Younger school years merge after that, one year blending into the other with only vague memories of saying long multiplication out loud, or little bright coloured bricks for counting, or games in the playground of British Bulldog, whispering with friends at the wall, eating my apple whilst they ate Wotsits or mini Bounty bars.
Then a girl who had such pale gold hair, her face colour the same, a moon-face shape. Hair frizzy standing out. I remember queuing up round at the Big Ones playground waiting to go inside after break and seeing her. She saw me stare and poked her tongue out playfully at me. I kept on staring, something about her seemed to mesmerise me. She cocked her head to one side and looked back at me, as on and on, I stared. Eventually she looked upset, angry even, gave me a scowl and looked away. I’m not sure why I did it. I knew it was rude to stare. But that was before any of that old garbage mattered to me.
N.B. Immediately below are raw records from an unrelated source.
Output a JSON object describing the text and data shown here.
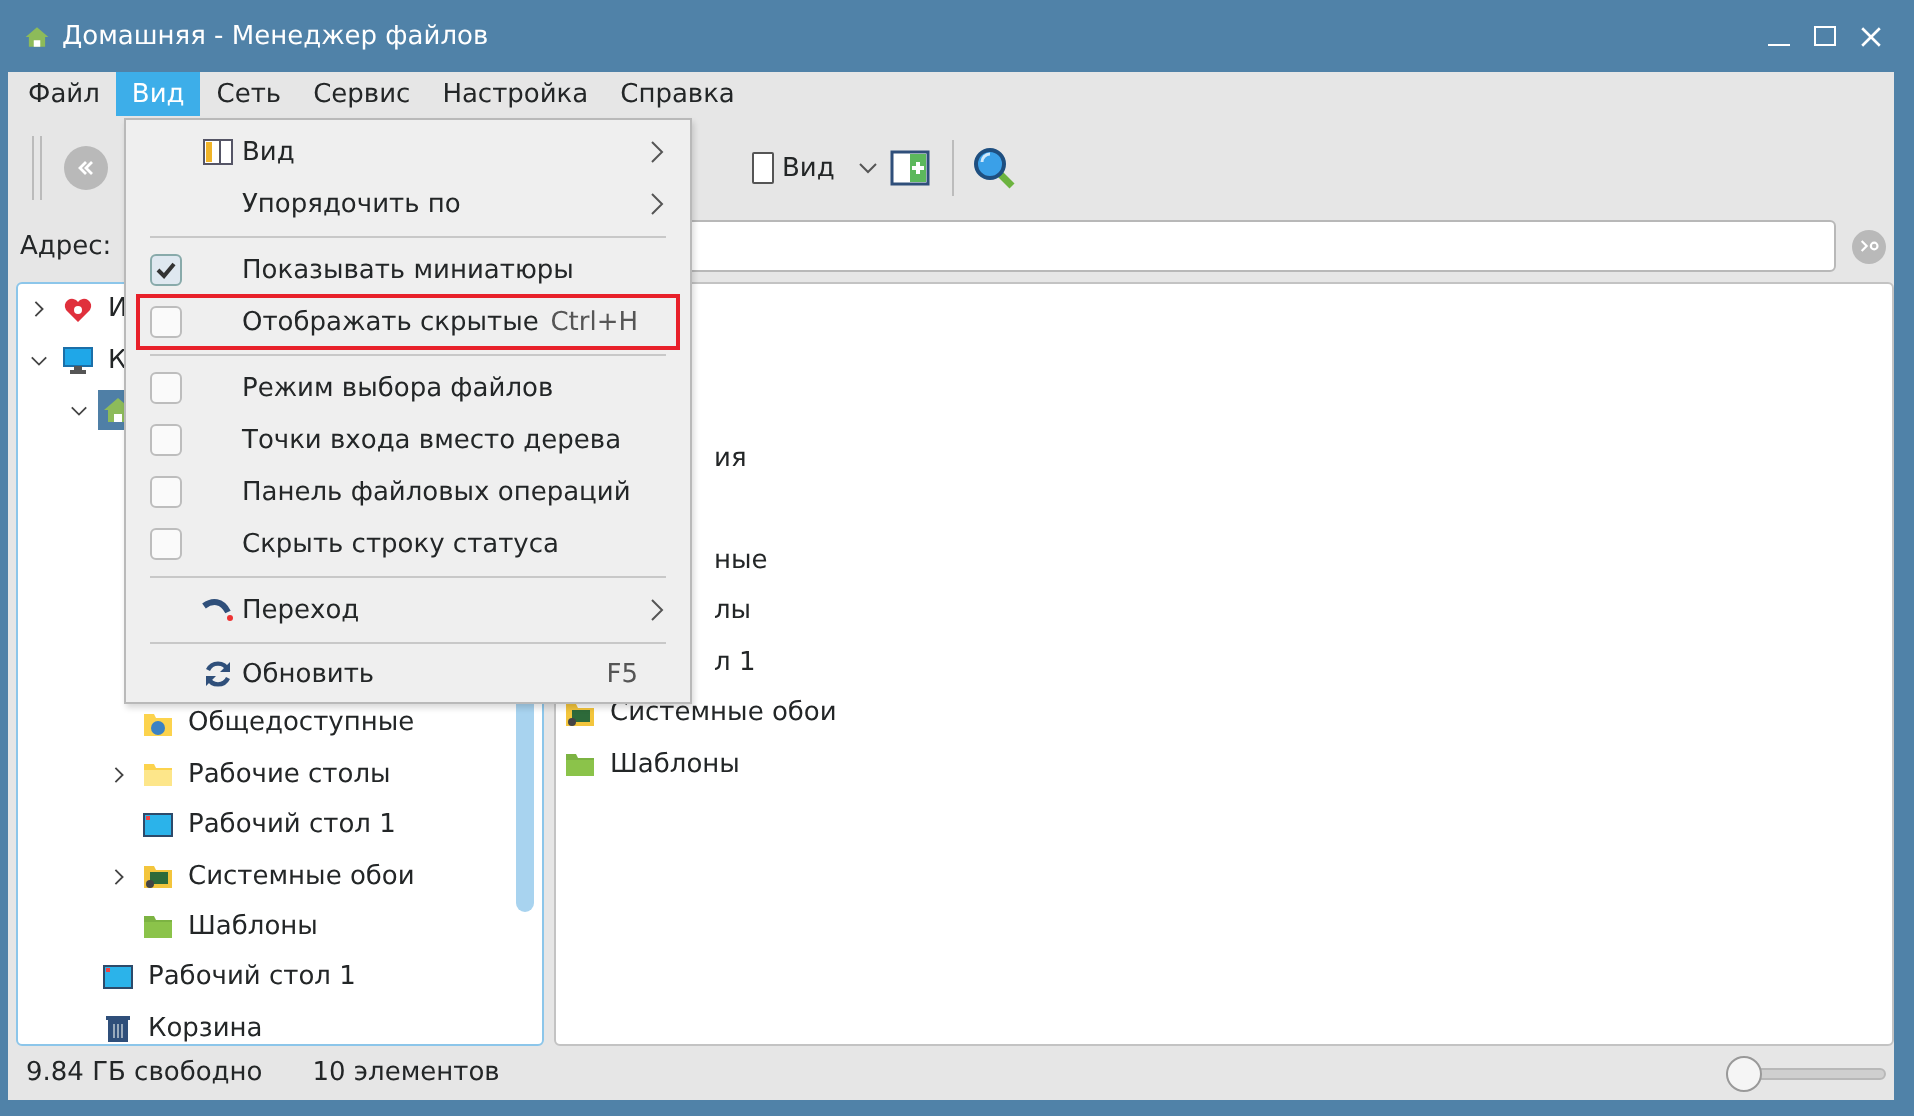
{
  "window": {
    "title": "Домашняя - Менеджер файлов"
  },
  "menu_bar": [
    {
      "label": "Файл",
      "selected": false
    },
    {
      "label": "Вид",
      "selected": true
    },
    {
      "label": "Сеть",
      "selected": false
    },
    {
      "label": "Сервис",
      "selected": false
    },
    {
      "label": "Настройка",
      "selected": false
    },
    {
      "label": "Справка",
      "selected": false
    }
  ],
  "toolbar": {
    "view_button": {
      "label": "Вид"
    }
  },
  "address": {
    "label": "Адрес:"
  },
  "tree": [
    {
      "label": "И",
      "kind": "favorites",
      "expanded": false
    },
    {
      "label": "К",
      "kind": "computer",
      "expanded": true,
      "children": [
        {
          "kind": "home",
          "selected": true,
          "expanded": true,
          "children": [
            {
              "label": "Общедоступные",
              "kind": "shared"
            },
            {
              "label": "Рабочие столы",
              "kind": "folder",
              "expanded": false
            },
            {
              "label": "Рабочий стол 1",
              "kind": "desktop"
            },
            {
              "label": "Системные обои",
              "kind": "wallpaper",
              "expanded": false
            },
            {
              "label": "Шаблоны",
              "kind": "templates"
            }
          ]
        },
        {
          "label": "Рабочий стол 1",
          "kind": "desktop"
        },
        {
          "label": "Корзина",
          "kind": "trash"
        }
      ]
    }
  ],
  "files": [
    {
      "label": "ия",
      "covered": true
    },
    {
      "label": "ные",
      "covered": true
    },
    {
      "label": "лы",
      "covered": true
    },
    {
      "label": "л 1",
      "covered": true
    },
    {
      "label": "Системные обои",
      "kind": "wallpaper",
      "covered": false
    },
    {
      "label": "Шаблоны",
      "kind": "templates",
      "covered": false
    }
  ],
  "view_menu": [
    {
      "kind": "submenu",
      "label": "Вид"
    },
    {
      "kind": "submenu",
      "label": "Упорядочить по"
    },
    {
      "kind": "separator"
    },
    {
      "kind": "check",
      "label": "Показывать миниатюры",
      "checked": true
    },
    {
      "kind": "check",
      "label": "Отображать скрытые",
      "checked": false,
      "shortcut": "Ctrl+H",
      "highlighted": true
    },
    {
      "kind": "separator"
    },
    {
      "kind": "check",
      "label": "Режим выбора файлов",
      "checked": false
    },
    {
      "kind": "check",
      "label": "Точки входа вместо дерева",
      "checked": false
    },
    {
      "kind": "check",
      "label": "Панель файловых операций",
      "checked": false
    },
    {
      "kind": "check",
      "label": "Скрыть строку статуса",
      "checked": false
    },
    {
      "kind": "separator"
    },
    {
      "kind": "submenu",
      "label": "Переход"
    },
    {
      "kind": "separator"
    },
    {
      "kind": "action",
      "label": "Обновить",
      "shortcut": "F5"
    }
  ],
  "status_bar": {
    "free_space": "9.84 ГБ свободно",
    "count": "10 элементов",
    "zoom": {
      "level": 0
    }
  }
}
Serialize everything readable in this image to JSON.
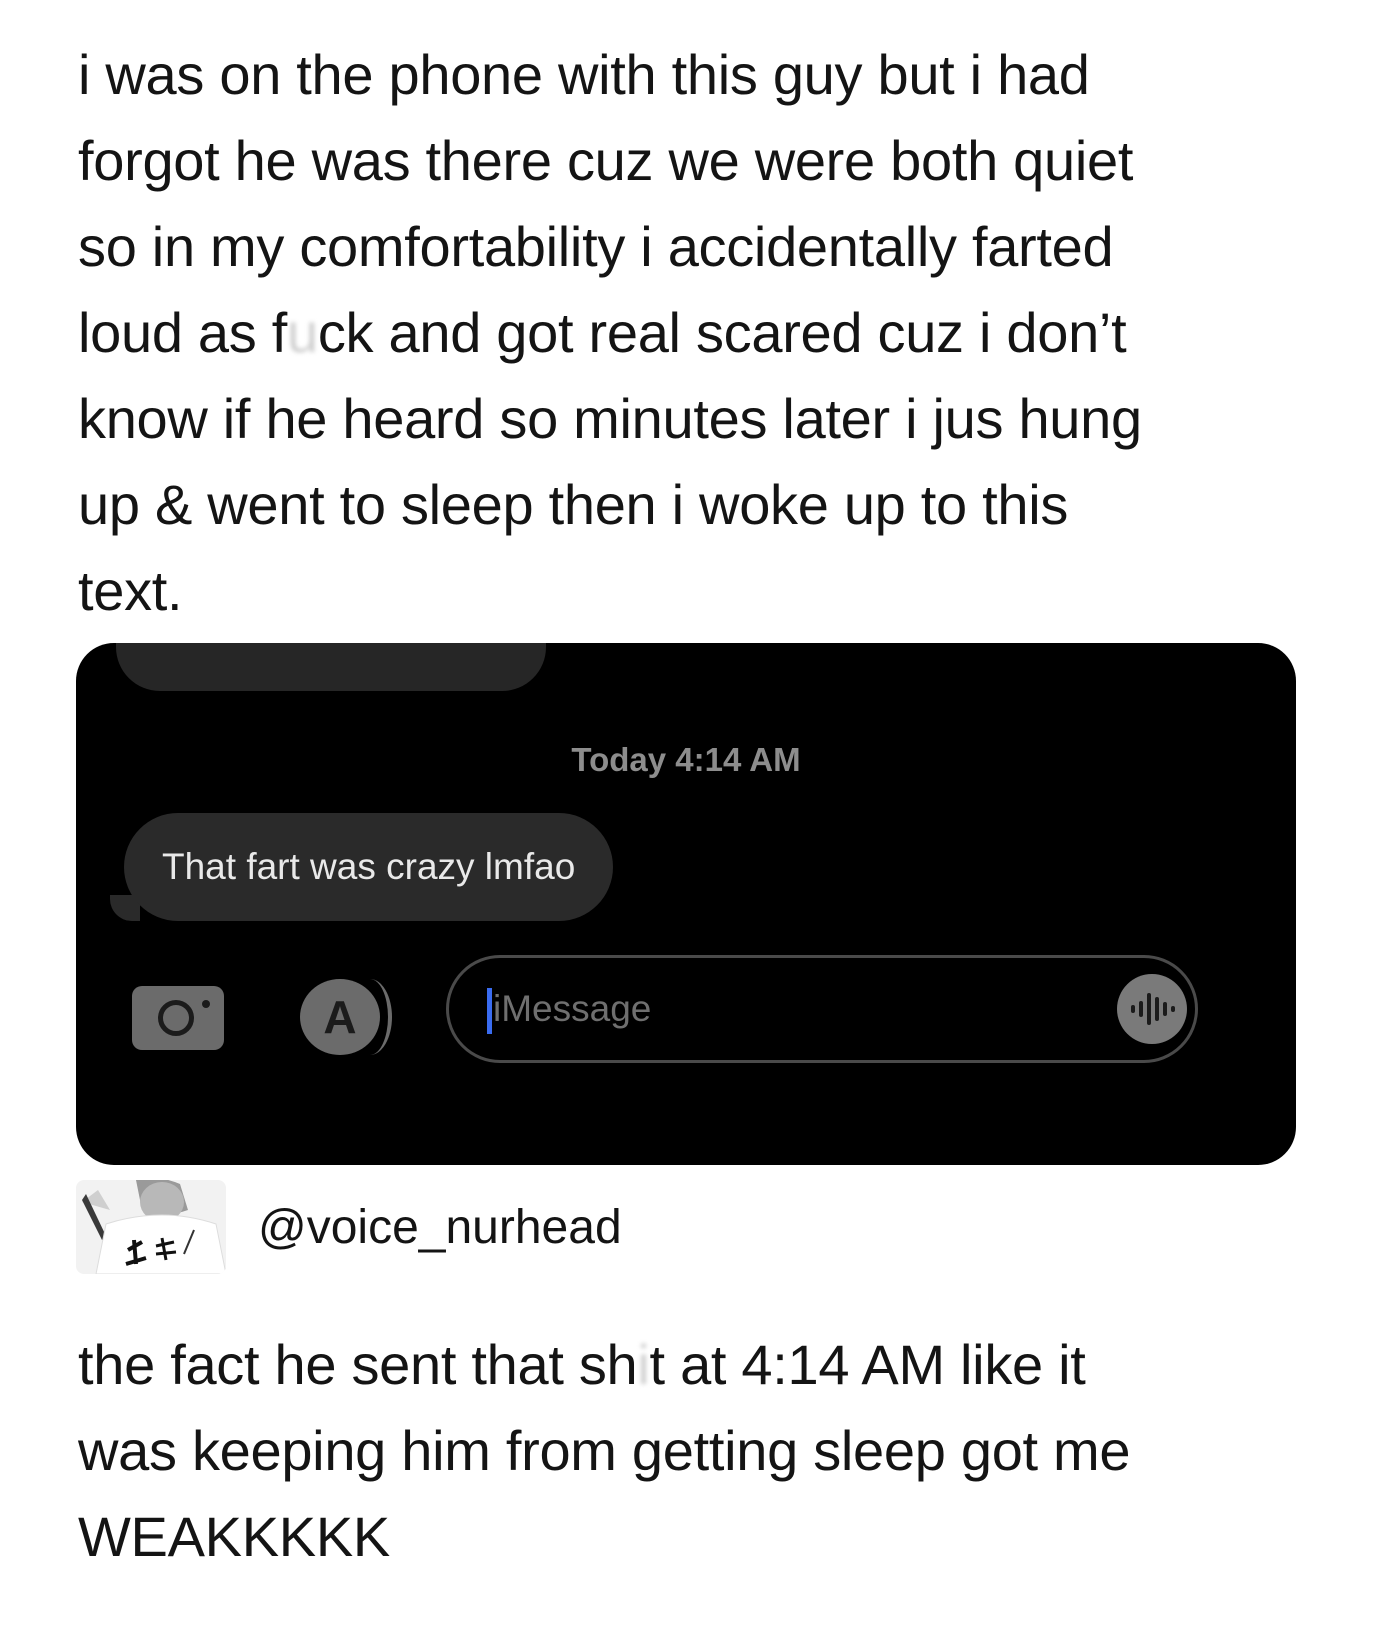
{
  "post": {
    "lines": [
      "i was on the phone with this guy but i had",
      "forgot he was there cuz we were both quiet",
      "so in my comfortability i accidentally farted",
      [
        "loud as f",
        "u",
        "ck and got real scared cuz i don’t"
      ],
      "know if he heard so minutes later i jus hung",
      "up & went to sleep then i woke up to this",
      "text."
    ]
  },
  "imessage": {
    "timestamp": "Today 4:14 AM",
    "incoming_message": "That fart was crazy lmfao",
    "input_placeholder": "iMessage",
    "camera_icon": "camera-icon",
    "apps_icon": "app-store-icon",
    "apps_glyph": "A",
    "voice_icon": "audio-waveform-icon"
  },
  "author": {
    "handle": "@voice_nurhead"
  },
  "caption": {
    "lines": [
      [
        "the fact he sent that sh",
        "i",
        "t at 4:14 AM like it"
      ],
      "was keeping him from getting sleep got me",
      "WEAKKKKK"
    ]
  }
}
In the same playground location, where we would sometimes play rope games, Oranges and Lemons, double ropes and the likes, I recall being behind a girl Maggie. Her curly long hair was dark and matted. She was the window cleaner’s daughter and had always seemed a nice wee thing, quiet, wispy. I kept looking in her hair and whether it was real or not, I thought I saw a spider. Something moved. It could just have been the wind, like I say her hair was pretty wild but I must’ve shouted out or told a teacher as the next thing, we are all marched to the school nurse for head lice treatment. Maybe I did see something. Maybe they found something. Either way, Maggie never looked my way ever again, not even in High School.
Also all of our shell suits got stolen from our washing line after Maggie’s dad washed our windows a few months later and the saying in our family was that they would all be wearing them now. It was never confirmed that her dad took them, and to be honest who wants a shell suit really? But the seed was planted; he was a thief. And perhaps a seed was planted in Maggie too, that she was a bit icky or perhaps it was me who was the icky one.